Each screen chunk is accompanied by a dirty flag. When map chunks are assigned to a screen chunk, the new map chunk value is compared against the existing value remembered by the screen chunk. If a change is detected, the dirty flag is set. The presence of the dirty flag triggers the final checking and drawing of map tiles onto the tile grid on screen. Map rendering is minimized by feeding the top-left tile of the top-left screen chunk into the TileGrid::set_draw_offset function, tying into the wrapped offset rendering described in the previous section. All of this work is done by the ChunkedMapGrid::draw function.
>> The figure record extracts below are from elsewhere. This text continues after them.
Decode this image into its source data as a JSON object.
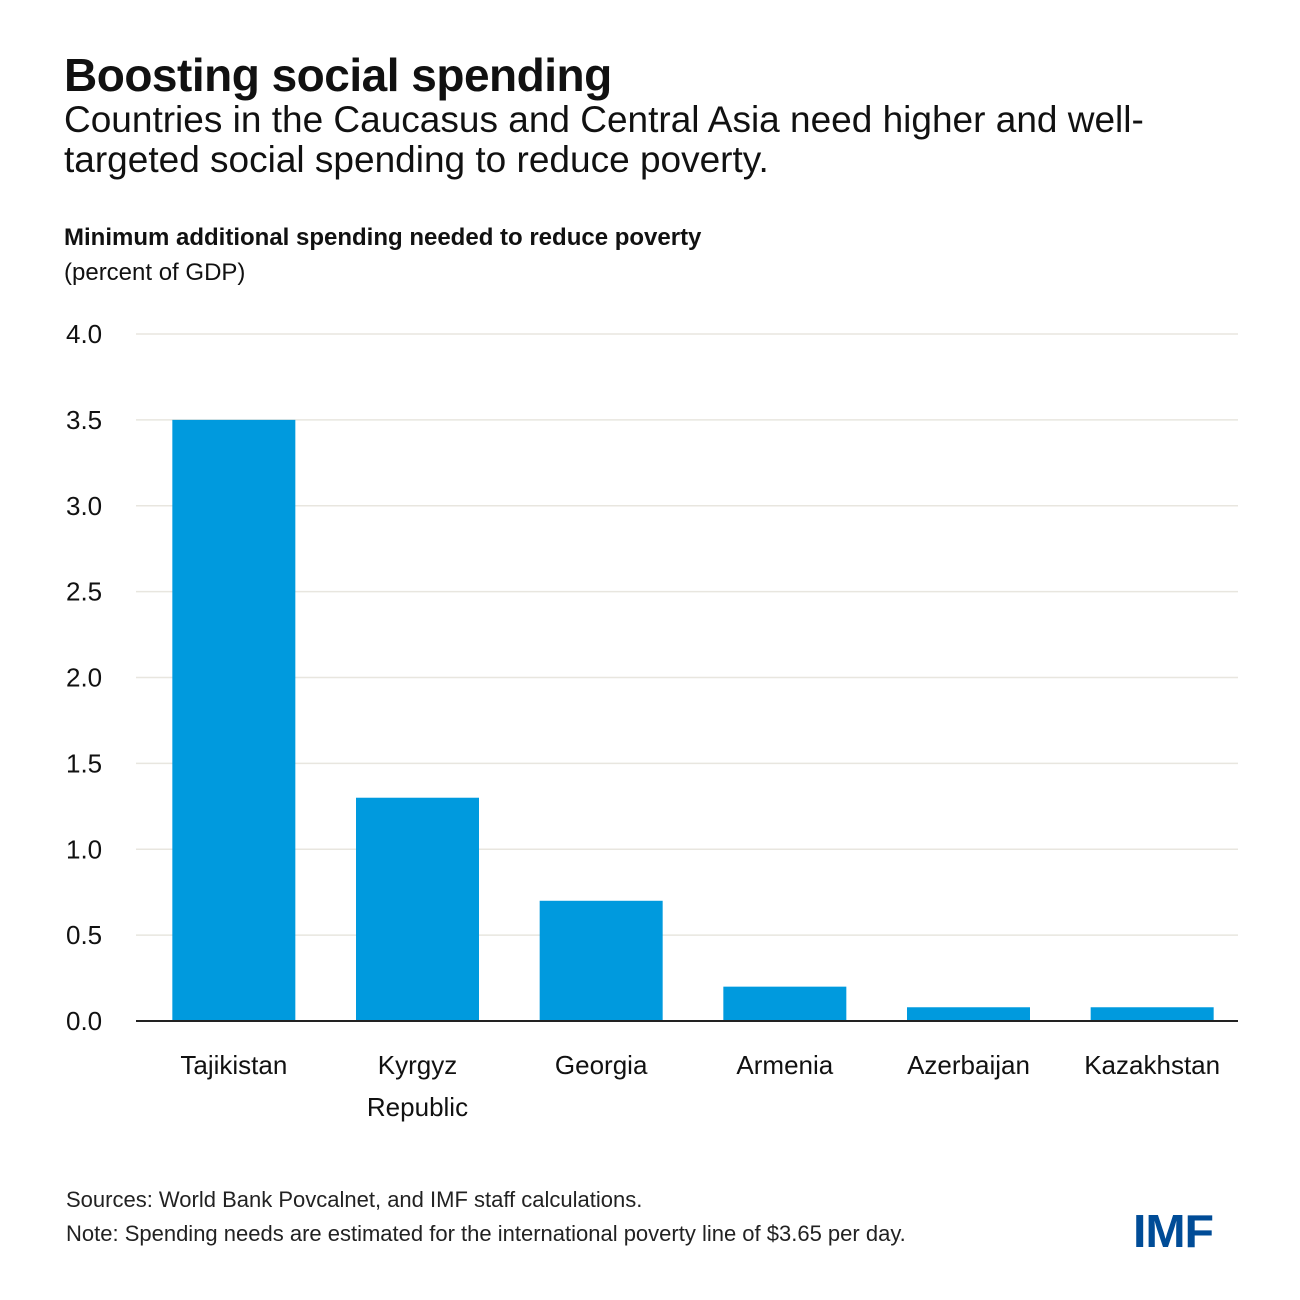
{
  "header": {
    "title": "Boosting social spending",
    "subtitle": "Countries in the Caucasus and Central Asia need higher and well-targeted social spending to reduce poverty."
  },
  "footer": {
    "sources": "Sources: World Bank Povcalnet, and IMF staff calculations.",
    "note": "Note: Spending needs are estimated for the international poverty line of $3.65 per day.",
    "logo": "IMF"
  },
  "colors": {
    "bar": "#009ade",
    "grid": "#e8e6df",
    "axis": "#222222",
    "logo": "#004c97"
  },
  "chart_data": {
    "type": "bar",
    "title": "Minimum additional spending needed to reduce poverty",
    "ylabel": "(percent of GDP)",
    "xlabel": "",
    "categories": [
      [
        "Tajikistan"
      ],
      [
        "Kyrgyz",
        "Republic"
      ],
      [
        "Georgia"
      ],
      [
        "Armenia"
      ],
      [
        "Azerbaijan"
      ],
      [
        "Kazakhstan"
      ]
    ],
    "values": [
      3.5,
      1.3,
      0.7,
      0.2,
      0.08,
      0.08
    ],
    "ylim": [
      0,
      4.0
    ],
    "yticks": [
      "0.0",
      "0.5",
      "1.0",
      "1.5",
      "2.0",
      "2.5",
      "3.0",
      "3.5",
      "4.0"
    ],
    "grid": true,
    "legend": "none"
  }
}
If we stopped here, we'd only be redrawing chunks of the map as they enter from the edges of the screen. We still need to handle the player, whose actions cause the contents of the map grid in their field of view to change pretty much every single turn. When the player, or really the camera, moves around the map, the ChunkedMapGrid::mark_dirty function sets the dirty flags of the corresponding screen chunks. When the player descends into a new map, the ChunkedMapGrid::mark_all_dirty function sets the dirty flags of every screen chunk. These calls are made in the DungeonMode::update function after it performs most of its logic.

Wrap Up

Whew, I think that's everything. As you can see, rendering is a simple process involving hybrid rendering, tile grids, tile grid layers, tilesets, raw tile grids, surfaces, textures, tile grid views, cells, cellsyms, symbols, drawing, rendering, uploading, displaying, wrapped offset rendering and chunked map drawing.

...

Okay, maybe it's not so simple. So after all of that, how's the performance of the game? The performance of the web version is... passable. It's far better than the initial version, but I can't improve it any further short of rethinking the web port from the ground-up. In contrast, the native build of the game is butter smooth, both the debug build but especially the release build. I'm really happy about how this all turned out.

If you've read this far, congratulations. src/lib/tilegrid.rs is the longest source code file in the game, and src/chunked.rs is probably the most complicated. Future chapters shouldn't be anywhere near as complicated as this one. Hopefully this gives an idea about how 2D tile grid rendering works overall, and some hints about what's involved in pulling it all together.